Moreover, few studies have examined epigenetic differences among Black women experiencing racism, and none have included pregnant women. “We’re proposing to look at racism individually and structurally to see if what we measure can provide explanations as to why there’s an excess of PTB in Black women,” Barcelona says. “We want to compare Black women who experience full-term pregnancy with those who experience PTB so we can bring down those numbers. This will be the largest study to examine multilevel racism factors and epigenomics in pregnancy among Black women.”  

Multilevel racism refers to both individual and structural racism. “We hypothesize that Black women experiencing multilevel racism will have unique epigenetic signatures in stress gene pathways and higher odds of preterm birth than Black women with lower racism exposures,” Barcelona explains.  
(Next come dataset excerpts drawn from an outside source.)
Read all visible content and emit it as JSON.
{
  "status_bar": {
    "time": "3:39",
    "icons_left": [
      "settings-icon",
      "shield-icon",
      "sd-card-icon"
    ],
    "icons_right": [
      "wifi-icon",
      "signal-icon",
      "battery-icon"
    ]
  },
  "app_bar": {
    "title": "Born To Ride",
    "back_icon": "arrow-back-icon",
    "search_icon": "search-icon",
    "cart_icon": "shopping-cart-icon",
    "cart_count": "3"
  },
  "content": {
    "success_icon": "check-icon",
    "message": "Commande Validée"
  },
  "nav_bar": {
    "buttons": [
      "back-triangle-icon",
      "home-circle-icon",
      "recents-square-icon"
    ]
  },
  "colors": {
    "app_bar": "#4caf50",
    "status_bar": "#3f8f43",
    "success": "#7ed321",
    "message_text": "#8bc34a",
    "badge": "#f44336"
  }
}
The study’s two main outcomes, she adds, will be to contribute epigenomic data towards discovery of mechanisms underlying preterm birth and other adverse birth outcomes in Black women, which could include gene therapies and pharmacologic interventions later on; and to inform local and state health policy development related to racism and perinatal health inequities across diverse geographic locations in the U.S. to reduce preterm birth. 

“If we can learn more about what genes are affected in pregnancy then we can get on the very long road of developing a gene therapy or pharmacological interventions,” she adds. Ideally, the study could inform interventions at the individual, community, and policy level, including greater equity in political participation and home ownership, according to Barcelona. “This research is urgently needed to understand the root causes of PTB and to inform effective multilevel interventions to achieve health  equity.”